Based on the consensus recommendation from 11 brokerage firms, Flex Ltd's (FLEX, Financial) average brokerage recommendation is currently 1.8, indicating "Outperform" status. The rating scale ranges from 1 to 5, where 1 signifies Strong Buy, and 5 denotes Sell.
Based on GuruFocus estimates, the estimated GF Value for Flex Ltd (FLEX, Financial) in one year is $20.70, suggesting a downside of 41.23% from the current price of $35.22. GF Value is GuruFocus' estimate of the fair value that the stock should be traded at. It is calculated based on the historical multiples the stock has traded at previously, as well as past business growth and the future estimates of the business' performance. More detailed data can be found on the Flex Ltd (FLEX) Summary page.
FLEX Key Business Developments
Release Date: January 29, 2025
- Revenue: $6.6 billion, up 2% year over year.
- Operating Margin: 6.1%, a record high for the company.
- EPS (Earnings Per Share): $0.77, a 43% increase year over year.
- Gross Profit: $610 million, a new quarterly record.
- Gross Margin: 9.3%, up 150 basis points.
- Adjusted Operating Income: $399 million, up 120 basis points year over year.
- Free Cash Flow: $306 million for the quarter.
- Inventory Reduction: Net inventory down 4% sequentially and 20% year over year.
- Data Center Business Growth: 45% year over year.
- Stock Repurchase: $200 million in Q3, totaling over $950 million fiscal year-to-date.
- Cash Balance: Approximately $2.3 billion at the end of Q3.
- Full-Year Revenue Guidance: $25.4 billion to $25.8 billion.
- Full-Year Adjusted EPS Guidance: $2.57 to $2.65 per share.
For the complete transcript of the earnings call, please refer to the full earnings call transcript.
Positive Points
- Flex Ltd (FLEX, Financial) achieved a record quarterly operating margin of 6.1% and EPS of $0.77, marking the first time operating margins exceeded 6%.
- The company reported a 45% year-over-year growth in its data center business, driven by strong demand in hyperscale cloud integration and AI-driven cloud expansion.
- Flex Ltd (FLEX) successfully closed acquisitions of JetCool and Crown Systems, enhancing its data center portfolio with advanced cooling and power capabilities.
- The company joined the S&P MidCap 400, reflecting its growth and market presence.
- Flex Ltd (FLEX) demonstrated strong cash flow management, with $306 million in free cash flow for the quarter and a year-to-date total of $757 million, positioning it well to meet its full-year target of $800 million-plus.
Negative Points
- The automotive segment faced challenges due to a weak macro environment, impacting overall revenue growth.

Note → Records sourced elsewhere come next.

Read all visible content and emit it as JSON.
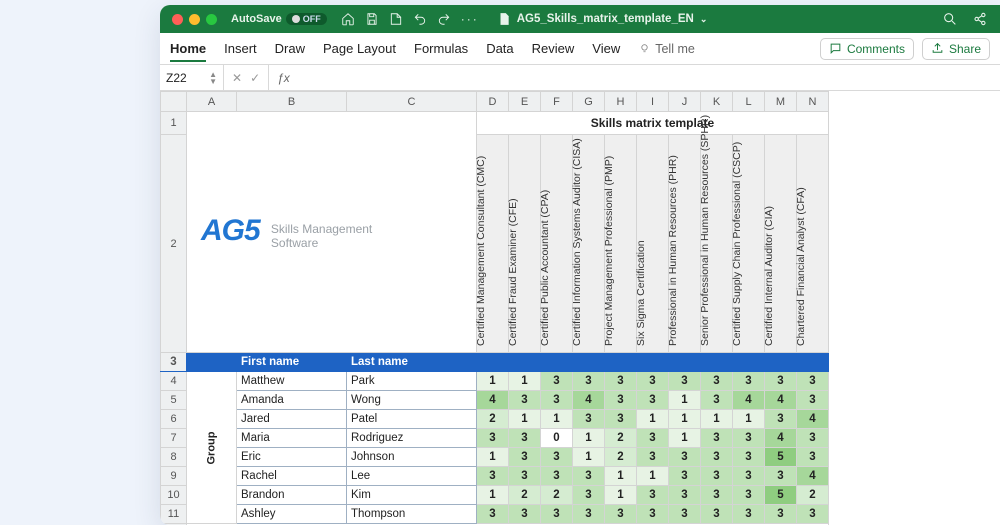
{
  "titlebar": {
    "autosave_label": "AutoSave",
    "autosave_state": "OFF",
    "filename": "AG5_Skills_matrix_template_EN"
  },
  "ribbon": {
    "tabs": [
      "Home",
      "Insert",
      "Draw",
      "Page Layout",
      "Formulas",
      "Data",
      "Review",
      "View"
    ],
    "tellme": "Tell me",
    "comments": "Comments",
    "share": "Share"
  },
  "formula_bar": {
    "cell_ref": "Z22"
  },
  "column_letters": [
    "A",
    "B",
    "C",
    "D",
    "E",
    "F",
    "G",
    "H",
    "I",
    "J",
    "K",
    "L",
    "M",
    "N"
  ],
  "logo": {
    "brand": "AG5",
    "tagline1": "Skills Management",
    "tagline2": "Software"
  },
  "skills_matrix_title": "Skills matrix template",
  "skills": [
    "Certified Management Consultant (CMC)",
    "Certified Fraud Examiner (CFE)",
    "Certified Public Accountant (CPA)",
    "Certified Information Systems Auditor (CISA)",
    "Project Management Professional (PMP)",
    "Six Sigma Certification",
    "Professional in Human Resources (PHR)",
    "Senior Professional in Human Resources (SPHR)",
    "Certified Supply Chain Professional (CSCP)",
    "Certified Internal Auditor (CIA)",
    "Chartered Financial Analyst (CFA)"
  ],
  "header_row": {
    "first": "First name",
    "last": "Last name"
  },
  "group_label": "Group",
  "people": [
    {
      "first": "Matthew",
      "last": "Park",
      "v": [
        1,
        1,
        3,
        3,
        3,
        3,
        3,
        3,
        3,
        3,
        3
      ]
    },
    {
      "first": "Amanda",
      "last": "Wong",
      "v": [
        4,
        3,
        3,
        4,
        3,
        3,
        1,
        3,
        4,
        4,
        3
      ]
    },
    {
      "first": "Jared",
      "last": "Patel",
      "v": [
        2,
        1,
        1,
        3,
        3,
        1,
        1,
        1,
        1,
        3,
        4
      ]
    },
    {
      "first": "Maria",
      "last": "Rodriguez",
      "v": [
        3,
        3,
        0,
        1,
        2,
        3,
        1,
        3,
        3,
        4,
        3
      ]
    },
    {
      "first": "Eric",
      "last": "Johnson",
      "v": [
        1,
        3,
        3,
        1,
        2,
        3,
        3,
        3,
        3,
        5,
        3
      ]
    },
    {
      "first": "Rachel",
      "last": "Lee",
      "v": [
        3,
        3,
        3,
        3,
        1,
        1,
        3,
        3,
        3,
        3,
        4
      ]
    },
    {
      "first": "Brandon",
      "last": "Kim",
      "v": [
        1,
        2,
        2,
        3,
        1,
        3,
        3,
        3,
        3,
        5,
        2
      ]
    },
    {
      "first": "Ashley",
      "last": "Thompson",
      "v": [
        3,
        3,
        3,
        3,
        3,
        3,
        3,
        3,
        3,
        3,
        3
      ]
    }
  ],
  "colors": {
    "titlebar": "#1b7a3f",
    "brand": "#2176d2",
    "header_blue": "#1e63c4",
    "scale": [
      "#ffffff",
      "#e7f3e4",
      "#d5ecd1",
      "#bfe2b7",
      "#a6d79a",
      "#8fcd80"
    ]
  }
}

- There is uncertainty regarding the impact of tariffs and potential broader macroeconomic effects on slowing volumes, which Flex Ltd (FLEX) is closely monitoring.
- The company anticipates fluctuations in operating margins in the coming quarters, despite achieving a 6% margin this quarter.
- Flex Ltd (FLEX) is experiencing softer near-term trends in the automotive sector, which could affect future performance.
- The company faces labor constraints in the US, which could impact its ability to expand manufacturing operations domestically.